Here it is along with (l-r at bottom) David Smith, Joe Hargan and Glen Scouller's paintings.

It's always odd to come into a public place and see the paintings that you've made privately in your studio.  You know exactly how they're made and put together, so they have no secrets from you...and then to see them all framed up and looking great, and on the wall in a fine, grand's very strange.

Also, I normally only see my paintings at fairly close quarters in the studio.

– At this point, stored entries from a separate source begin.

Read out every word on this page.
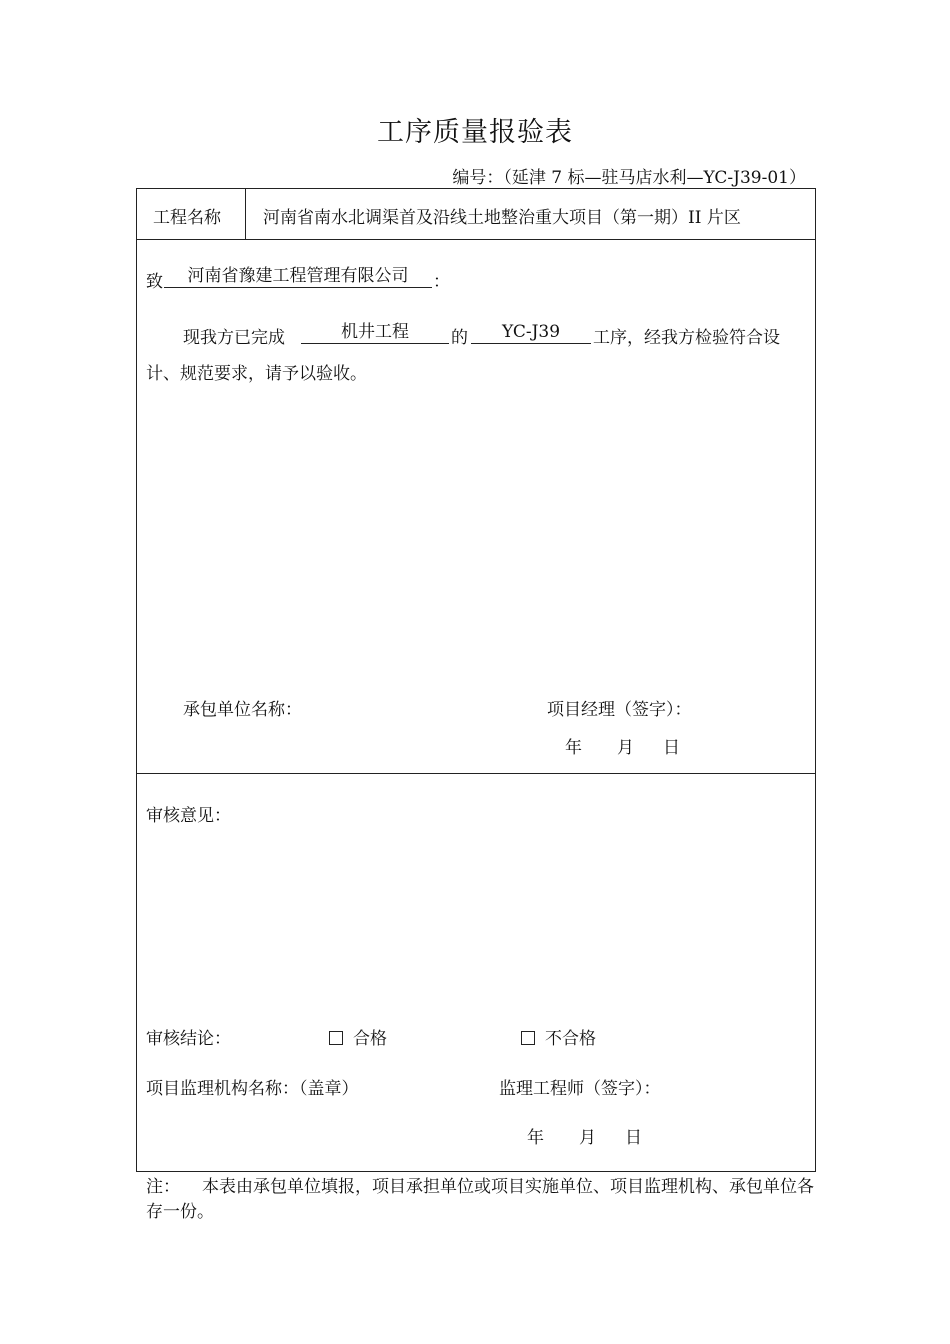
工序质量报验表
编号：（延津 7 标—驻马店水利—YC-J39-01）
工程名称 河南省南水北调渠首及沿线土地整治重大项目（第一期）II 片区
致	河南省豫建工程管理有限公司	：
现我方已完成	机井工程	的	YC-J39	工序，经我方检验符合设
计、规范要求，请予以验收。
承包单位名称：	项目经理（签字）：
年 月 日
审核意见：
审核结论：	合格	不合格
项目监理机构名称：（盖章）	监理工程师（签字）：
年 月 日
注： 本表由承包单位填报，项目承担单位或项目实施单位、项目监理机构、承包单位各存一份。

Bizarrely, I found last night that, when you can stand so far back from your work, and it's properly lit, it looks completely different.  Colours blend, contrasts and patterns are more obvious.  

When your own work is chosen to be hung in a gallery, having been endorsed by a committee, and curated with other work, it suddenly becomes transformed into something else - something you can view objectively rather than subjectively.

Having whoffled about my own modest contribution, can I just add that the RSW show is fantastic - lots of great paintings, well hung, beautifully lit,  in a wonderful space.  

You couldn't ask for more on a dreich January day.  So if you're in Edinburgh, please do go and see it.


  1. That's also the great joy when you buy a picture and get it home it can look entirely different and blended in with your other pictures or decoration it can be a delight! Looks a great exhibition.

  2. Hullo fellow Judith!

    Yes, you're quite right, paintings do seem entirely different in different situations, in different surroundings, and in different lights.

    Colour is perceived differently by the eye whether it is viewed under artificial or natural light, which is why I always paint under natural light only. Otherwise you think you've painted one thing, only to come back in daylight and find that the painting doesn't work in the way you thought it did at all!

    Putting a painting on a coloured background also changes it - big galleries and museums tend to go for bold colours such as blue (which helps you to see objects and colours more clearly - hence blue in reading rooms or for motorway road signs) or claret (which shows off all those lovely ornate gold frames of the old masters). Walls in houses these days tend to be of the 'neutral' variety, which can wash out a painting.

    Putting different objects, such as sculptures, beside a painting can bring out new aspects of both works, both in terms of aesthetic or meaning.

    As you say, half the pleasure of owning your own paintings is the ability to make them seems fresh and exciting and new by changing them round which your other favourite furnishings, objects and paintings. It's like curating your own art gallery or museum!